The stability of slopes can be assessed by a factor of safety, which is usually determined by a limit equilibrium method. In order to evaluate the factor of safety, we need such strength parameters as cohesion and the internal friction angle. In the monitoring of slope stability, displacements are commonly measured. Therefore, the strength parameters should be evaluated from the measured displacements. Sakurai and Nakayama (1999) developed a back analysis procedure for determining the strength parameters from the measured displacements. The back analysis procedure was successfully developed by introducing both an "anisotropic parameter" and "critical shear strain". Recently, on the basis of this back analysis procedure, a computer code called the "Universal Back Analysis Program for Slope Stability" (UBAPSS) has been completed. In this paper, UBAPSS is briefly described, and a case study is shown to demonstrate its applicability for assessing the slope stability at an open pit coal mine. The surface displacements were measured in the mine by GPS and the data were collected until failure occurred. The strength parameters were determined using the data obtained just one day before the failure occurred. The results of the back analysis indicate that the factor of safety becomes approximately 1.0. This means that the computer code UBAPSS is well applicable to the assessment of the stability of slopes.

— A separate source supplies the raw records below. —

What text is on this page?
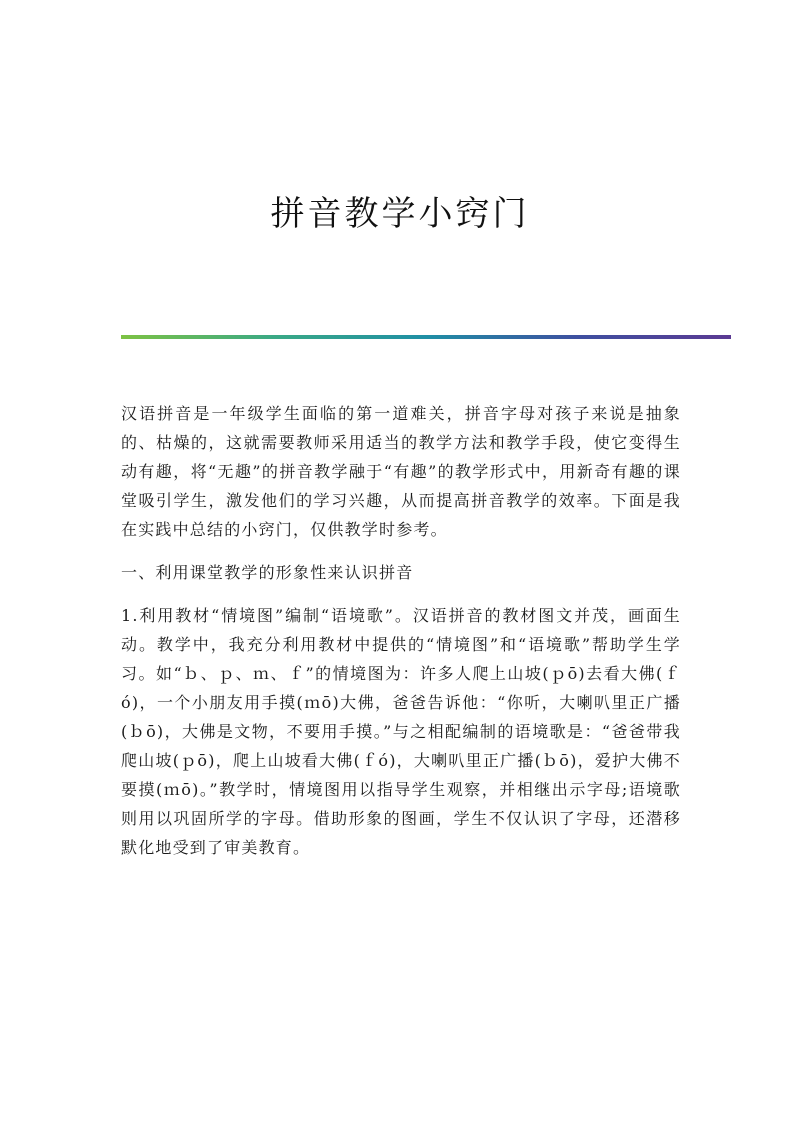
拼音教学小窍门

汉语拼音是一年级学生面临的第一道难关，拼音字母对孩子来说是抽象的、枯燥的，这就需要教师采用适当的教学方法和教学手段，使它变得生动有趣，将“无趣”的拼音教学融于“有趣”的教学形式中，用新奇有趣的课堂吸引学生，激发他们的学习兴趣，从而提高拼音教学的效率。下面是我在实践中总结的小窍门，仅供教学时参考。

一、利用课堂教学的形象性来认识拼音

1.利用教材“情境图”编制“语境歌”。汉语拼音的教材图文并茂，画面生动。教学中，我充分利用教材中提供的“情境图”和“语境歌”帮助学生学习。如“ｂ、ｐ、ｍ、ｆ”的情境图为：许多人爬上山坡(ｐō)去看大佛(ｆó)，一个小朋友用手摸(ｍō)大佛，爸爸告诉他：“你听，大喇叭里正广播(ｂō)，大佛是文物，不要用手摸。”与之相配编制的语境歌是：“爸爸带我爬山坡(ｐō)，爬上山坡看大佛(ｆó)，大喇叭里正广播(ｂō)，爱护大佛不要摸(ｍō)。”教学时，情境图用以指导学生观察，并相继出示字母;语境歌则用以巩固所学的字母。借助形象的图画，学生不仅认识了字母，还潜移默化地受到了审美教育。
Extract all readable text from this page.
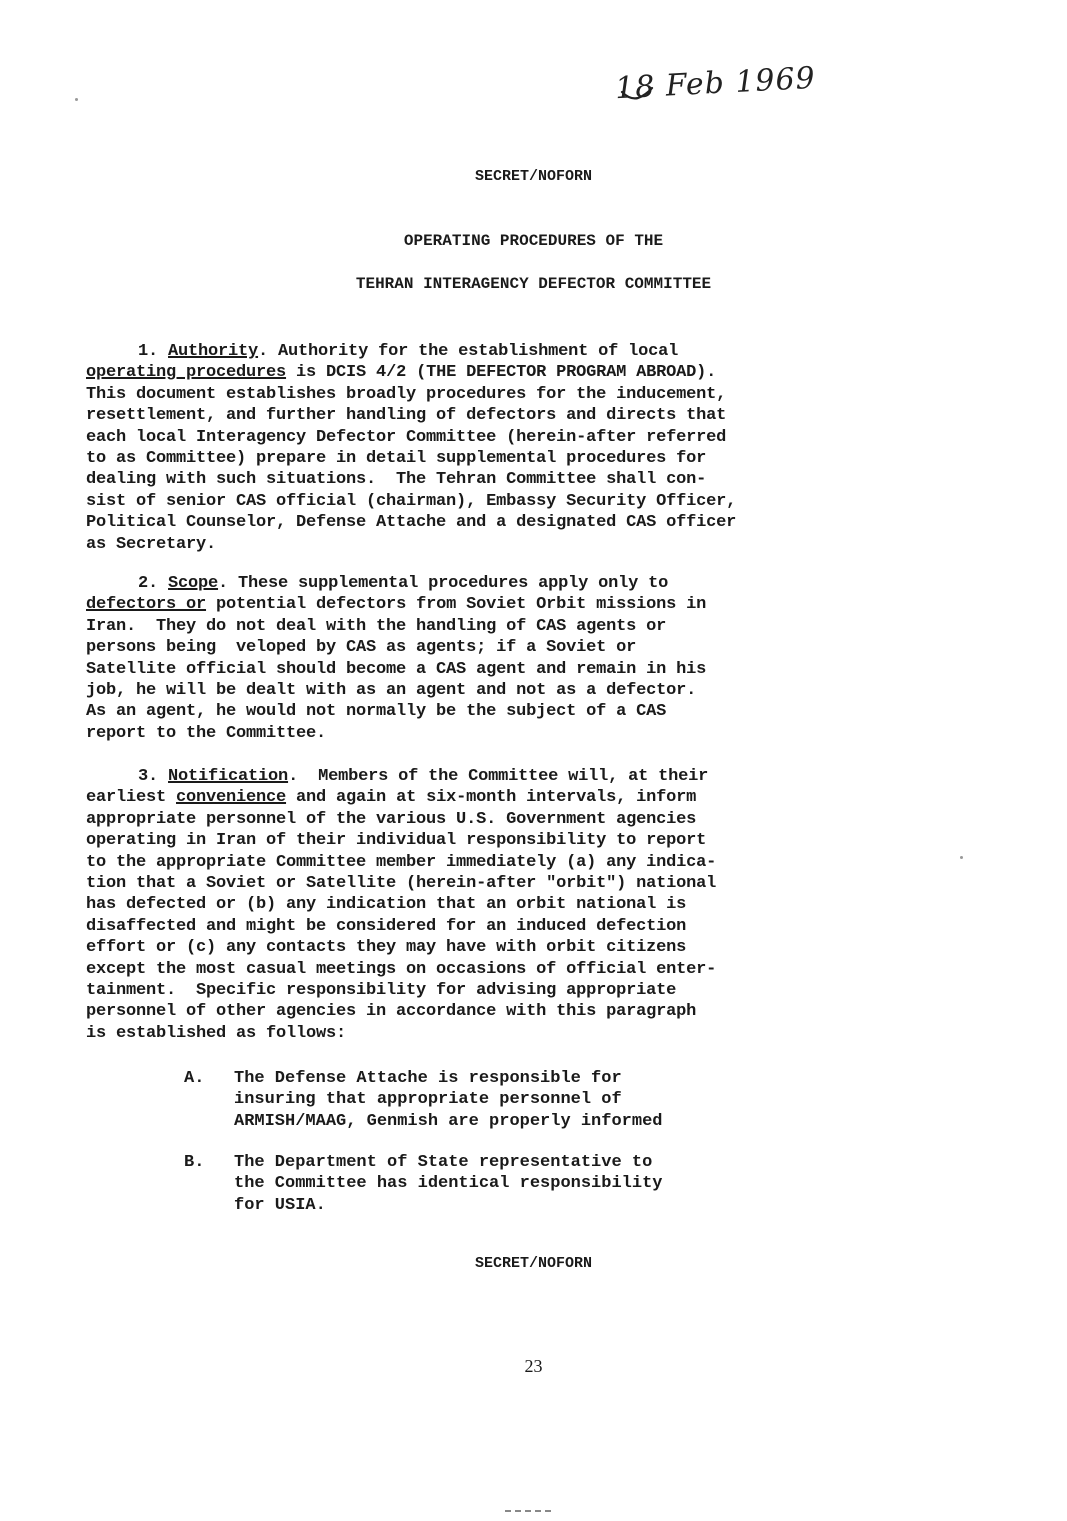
18 Feb 1969
SECRET/NOFORN
OPERATING PROCEDURES OF THE
TEHRAN INTERAGENCY DEFECTOR COMMITTEE
1. Authority. Authority for the establishment of local
operating procedures is DCIS 4/2 (THE DEFECTOR PROGRAM ABROAD).
This document establishes broadly procedures for the inducement,
resettlement, and further handling of defectors and directs that
each local Interagency Defector Committee (herein-after referred
to as Committee) prepare in detail supplemental procedures for
dealing with such situations.  The Tehran Committee shall con-
sist of senior CAS official (chairman), Embassy Security Officer,
Political Counselor, Defense Attache and a designated CAS officer
as Secretary.
2. Scope. These supplemental procedures apply only to
defectors or potential defectors from Soviet Orbit missions in
Iran.  They do not deal with the handling of CAS agents or
persons being  veloped by CAS as agents; if a Soviet or
Satellite official should become a CAS agent and remain in his
job, he will be dealt with as an agent and not as a defector.
As an agent, he would not normally be the subject of a CAS
report to the Committee.
3. Notification.  Members of the Committee will, at their
earliest convenience and again at six-month intervals, inform
appropriate personnel of the various U.S. Government agencies
operating in Iran of their individual responsibility to report
to the appropriate Committee member immediately (a) any indica-
tion that a Soviet or Satellite (herein-after "orbit") national
has defected or (b) any indication that an orbit national is
disaffected and might be considered for an induced defection
effort or (c) any contacts they may have with orbit citizens
except the most casual meetings on occasions of official enter-
tainment.  Specific responsibility for advising appropriate
personnel of other agencies in accordance with this paragraph
is established as follows:
A. The Defense Attache is responsible for
insuring that appropriate personnel of
ARMISH/MAAG, Genmish are properly informed
B. The Department of State representative to
the Committee has identical responsibility
for USIA.
SECRET/NOFORN
23
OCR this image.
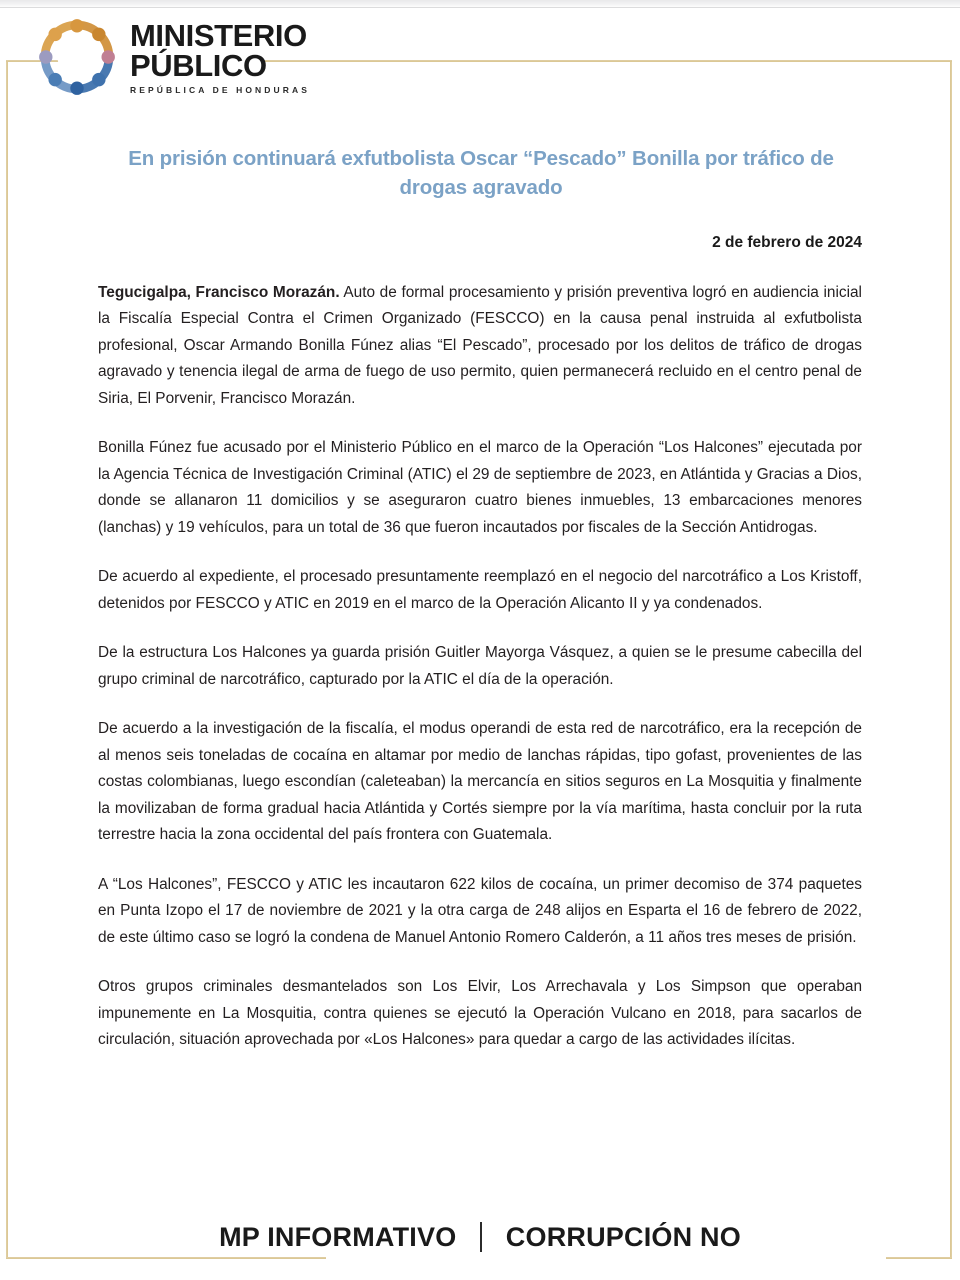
MINISTERIO
PÚBLICO
REPÚBLICA DE HONDURAS
En prisión continuará exfutbolista Oscar “Pescado” Bonilla por tráfico de drogas agravado
2 de febrero de 2024

Tegucigalpa, Francisco Morazán. Auto de formal procesamiento y prisión preventiva logró en audiencia inicial la Fiscalía Especial Contra el Crimen Organizado (FESCCO) en la causa penal instruida al exfutbolista profesional, Oscar Armando Bonilla Fúnez alias “El Pescado”, procesado por los delitos de tráfico de drogas agravado y tenencia ilegal de arma de fuego de uso permito, quien permanecerá recluido en el centro penal de Siria, El Porvenir, Francisco Morazán.

Bonilla Fúnez fue acusado por el Ministerio Público en el marco de la Operación “Los Halcones” ejecutada por la Agencia Técnica de Investigación Criminal (ATIC) el 29 de septiembre de 2023, en Atlántida y Gracias a Dios, donde se allanaron 11 domicilios y se aseguraron cuatro bienes inmuebles, 13 embarcaciones menores (lanchas) y 19 vehículos, para un total de 36 que fueron incautados por fiscales de la Sección Antidrogas.

De acuerdo al expediente, el procesado presuntamente reemplazó en el negocio del narcotráfico a Los Kristoff, detenidos por FESCCO y ATIC en 2019 en el marco de la Operación Alicanto II y ya condenados.

De la estructura Los Halcones ya guarda prisión Guitler Mayorga Vásquez, a quien se le presume cabecilla del grupo criminal de narcotráfico, capturado por la ATIC el día de la operación.

De acuerdo a la investigación de la fiscalía, el modus operandi de esta red de narcotráfico, era la recepción de al menos seis toneladas de cocaína en altamar por medio de lanchas rápidas, tipo gofast, provenientes de las costas colombianas, luego escondían (caleteaban) la mercancía en sitios seguros en La Mosquitia y finalmente la movilizaban de forma gradual hacia Atlántida y Cortés siempre por la vía marítima, hasta concluir por la ruta terrestre hacia la zona occidental del país frontera con Guatemala.

A “Los Halcones”, FESCCO y ATIC les incautaron 622 kilos de cocaína, un primer decomiso de 374 paquetes en Punta Izopo el 17 de noviembre de 2021 y la otra carga de 248 alijos en Esparta el 16 de febrero de 2022, de este último caso se logró la condena de Manuel Antonio Romero Calderón, a 11 años tres meses de prisión.

Otros grupos criminales desmantelados son Los Elvir, Los Arrechavala y Los Simpson que operaban impunemente en La Mosquitia, contra quienes se ejecutó la Operación Vulcano en 2018, para sacarlos de circulación, situación aprovechada por «Los Halcones» para quedar a cargo de las actividades ilícitas.

MP INFORMATIVO CORRUPCIÓN NO
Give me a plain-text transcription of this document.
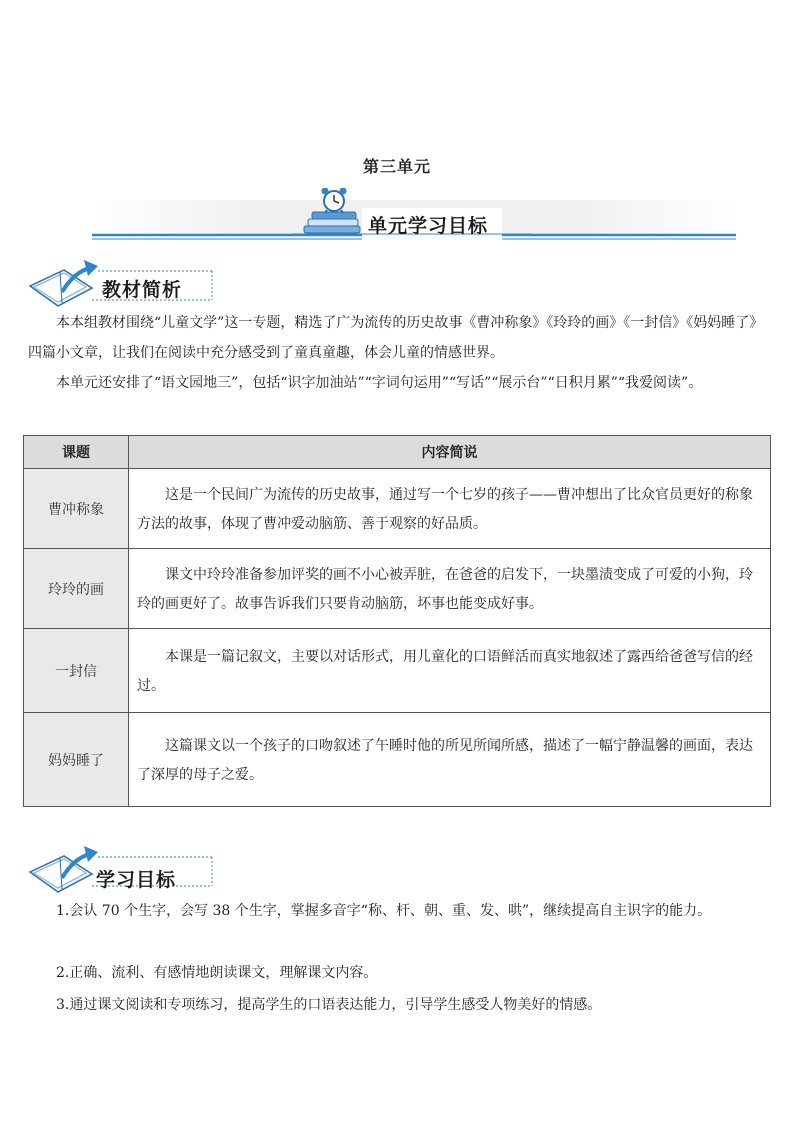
第三单元
单元学习目标
教材简析

本本组教材围绕“儿童文学”这一专题，精选了广为流传的历史故事《曹冲称象》《玲玲的画》《一封信》《妈妈睡了》四篇小文章，让我们在阅读中充分感受到了童真童趣，体会儿童的情感世界。

本单元还安排了“语文园地三”，包括“识字加油站”“字词句运用”“写话”“展示台”“日积月累”“我爱阅读”。

课题	内容简说
曹冲称象	这是一个民间广为流传的历史故事，通过写一个七岁的孩子——曹冲想出了比众官员更好的称象方法的故事，体现了曹冲爱动脑筋、善于观察的好品质。
玲玲的画	课文中玲玲准备参加评奖的画不小心被弄脏，在爸爸的启发下，一块墨渍变成了可爱的小狗，玲玲的画更好了。故事告诉我们只要肯动脑筋，坏事也能变成好事。
一封信	本课是一篇记叙文，主要以对话形式，用儿童化的口语鲜活而真实地叙述了露西给爸爸写信的经过。
妈妈睡了	这篇课文以一个孩子的口吻叙述了午睡时他的所见所闻所感，描述了一幅宁静温馨的画面，表达了深厚的母子之爱。
学习目标

1.会认 70 个生字，会写 38 个生字，掌握多音字“称、杆、朝、重、发、哄”，继续提高自主识字的能力。

2.正确、流利、有感情地朗读课文，理解课文内容。

3.通过课文阅读和专项练习，提高学生的口语表达能力，引导学生感受人物美好的情感。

The stability of slopes can be assessed by a factor of safety, which is usually determined by a limit equilibrium method. In order to evaluate the factor of safety, we need such strength parameters as cohesion and the internal friction angle. However, determining the strength parameters is not an easy task, because soil and rock have numerous geological and geotechnical uncertainties. However, the question of how to evaluate the strength parameters from the measured displacements is raised. To answer this question, Sakurai (1992) developed a back analysis procedure which can determine
the mechanism of the slope deformation, whether it is sliding or toppling,
the location of sliding planes, and
the strength parameters, such as cohesion and the internal friction angle, from the measured displacements, even only from the surface displacements.
The back analysis procedure was successfully developed by introducing both an "anisotropic parameter" and "critical shear strain". Recently, on the basis of this back analysis procedure, a computer code called the "Universal Back Analysis Program for Slope Stability (UBAPSS) has been completed. In this paper, UBAPSS is briefly described, and a case study is shown to demonstrate the applicability of the proposed back analysis procedure for assessing the slope stability at an open pit coal mine, where the surface displacements were measured by GPS and the data were collected until failure occurred. The strength parameters were determined using the data obtained just one day before the failure occurred. The results of the back analysis indicate that the factor of safety becomes approximately 1.0. This proves that the computer code UBAPSS is well applicable to the assessment of the stability of slopes.